Basically, if you're willing to give up your customers, and you don't review anything we'll let you walk!

There are two different types of ISPs:

1. "an entity offering the transmission, routing, or providing of connections for digital online communications, between or among points specified by a user, of material of the user's choosing, without modification to the content of the material as sent or received."
2. any "provider of online services or network access, or the operator of facilities therefor."

As long as it acts as passive conduit, ISPs falling under definition 1 have a safe harbor against transmission and transient storage of copyrighted works.

ISPs falling under definition 1 & 2, have a safe harbor for system caching, storing materials for users, and for information location tools. For these 3 safe harbors, the ISP must not know or have reason to know that the material cached, stored, or located is infringing.
Can you take a guess at the identity of one of the strongest lobbyists for this safe harbor provision? Yep, that's it, Yahoo! Yahoo pushed this legislation to prevent the exact type of lawsuit in the U.S. that they just lost against IFPI in China. And, what was the winning argument that sold (or is it bought?) so many of our legislators? "Failure to incorporate immunity directly into the Copyright Act could severely impair their rapidly emerging industry and impede the growth of economic activity on the Internet" (from Merges, Menell, & Lemley's IP Survey textbook).

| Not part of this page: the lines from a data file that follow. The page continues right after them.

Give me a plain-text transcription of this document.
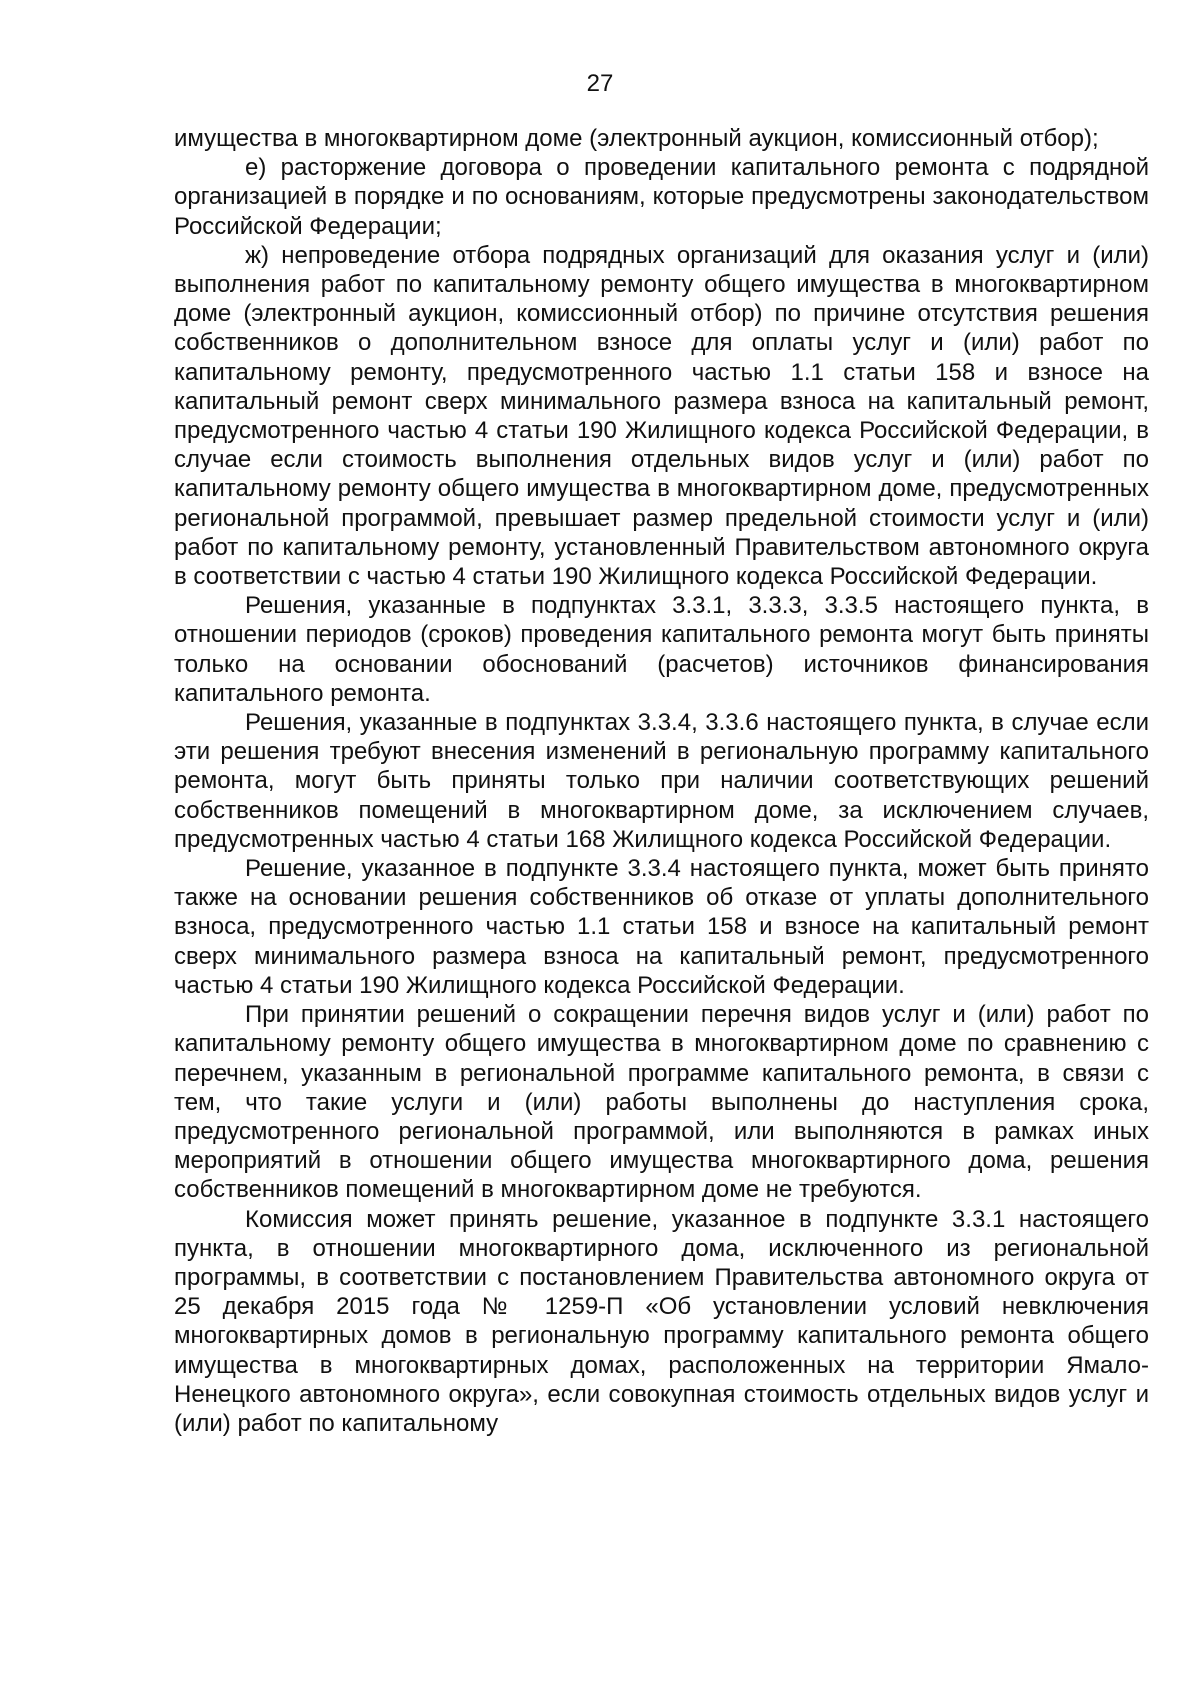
27

имущества в многоквартирном доме (электронный аукцион, комиссионный отбор);

е) расторжение договора о проведении капитального ремонта с подрядной организацией в порядке и по основаниям, которые предусмотрены законодательством Российской Федерации;

ж) непроведение отбора подрядных организаций для оказания услуг и (или) выполнения работ по капитальному ремонту общего имущества в многоквартирном доме (электронный аукцион, комиссионный отбор) по причине отсутствия решения собственников о дополнительном взносе для оплаты услуг и (или) работ по капитальному ремонту, предусмотренного частью 1.1 статьи 158 и взносе на капитальный ремонт сверх минимального размера взноса на капитальный ремонт, предусмотренного частью 4 статьи 190 Жилищного кодекса Российской Федерации, в случае если стоимость выполнения отдельных видов услуг и (или) работ по капитальному ремонту общего имущества в многоквартирном доме, предусмотренных региональной программой, превышает размер предельной стоимости услуг и (или) работ по капитальному ремонту, установленный Правительством автономного округа в соответствии с частью 4 статьи 190 Жилищного кодекса Российской Федерации.

Решения, указанные в подпунктах 3.3.1, 3.3.3, 3.3.5 настоящего пункта, в отношении периодов (сроков) проведения капитального ремонта могут быть приняты только на основании обоснований (расчетов) источников финансирования капитального ремонта.

Решения, указанные в подпунктах 3.3.4, 3.3.6 настоящего пункта, в случае если эти решения требуют внесения изменений в региональную программу капитального ремонта, могут быть приняты только при наличии соответствующих решений собственников помещений в многоквартирном доме, за исключением случаев, предусмотренных частью 4 статьи 168 Жилищного кодекса Российской Федерации.

Решение, указанное в подпункте 3.3.4 настоящего пункта, может быть принято также на основании решения собственников об отказе от уплаты дополнительного взноса, предусмотренного частью 1.1 статьи 158 и взносе на капитальный ремонт сверх минимального размера взноса на капитальный ремонт, предусмотренного частью 4 статьи 190 Жилищного кодекса Российской Федерации.

При принятии решений о сокращении перечня видов услуг и (или) работ по капитальному ремонту общего имущества в многоквартирном доме по сравнению с перечнем, указанным в региональной программе капитального ремонта, в связи с тем, что такие услуги и (или) работы выполнены до наступления срока, предусмотренного региональной программой, или выполняются в рамках иных мероприятий в отношении общего имущества многоквартирного дома, решения собственников помещений в многоквартирном доме не требуются.

Комиссия может принять решение, указанное в подпункте 3.3.1 настоящего пункта, в отношении многоквартирного дома, исключенного из региональной программы, в соответствии с постановлением Правительства автономного округа от 25 декабря 2015 года № 1259-П «Об установлении условий невключения многоквартирных домов в региональную программу капитального ремонта общего имущества в многоквартирных домах, расположенных на территории Ямало-Ненецкого автономного округа», если совокупная стоимость отдельных видов услуг и (или) работ по капитальному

If the Chinese government adopted a safe harbor provision similar to the DMCA, then they would be able to kill two birds with one arrow (一箭双雕). First, they would eliminate uncertainty by creating a law that clearly tells OSPs when they are not liable for what they may be linking to. Secondly, impediments to the growth of e-commerce in China, which Jack Ma predicts will see incredible growth in 2008, would be lessened.



I'm going to avoid commenting on the other important copyright and internet issue because it was covered so well by Rebecca MacKinnon at RConversation (h/t China Law Blog). But I will say that I think All Roads Lead to China has the most concise post on the problem.

2 comments:

FOARP said...

Went to a talk given here in London by Bill Patry (Google's in-house copyright counsel) back in November and he was banging the drum for the safe-harbours given for ISPs in US law there as well. Yes, this result does seem somewhat strange, especially considering how accomodating Yahoo! has been to the Chinese government.

Aaron Daniels said...

Great blog you have here.

I think the Chinese courts are hindered by a couple of things. First, their legal system is pretty much in its infancy. This is just one of many examples of how opening up to the west is causing problems they've never had to deal with.

I also think that in part they've been slow to adapt because the government wants to slow the tide of westernization. All these legal problems are presenting road blocks and perceived risk by investors, delaying progress (at least a little bit).

And finally, Chinese courts have a "Robin Hood" mentality. I've read case studies where the courts there dismiss theft of all kinds, basically stating that while the Chinese citizens may be guilty of wrong doing, they didn't profit nearly as much as the western company in the course of its normal operations.

Courts in Asia tend to be nationalistic, siding more with their nationals... I think they are fairer than courts in Japan though, for what its worth.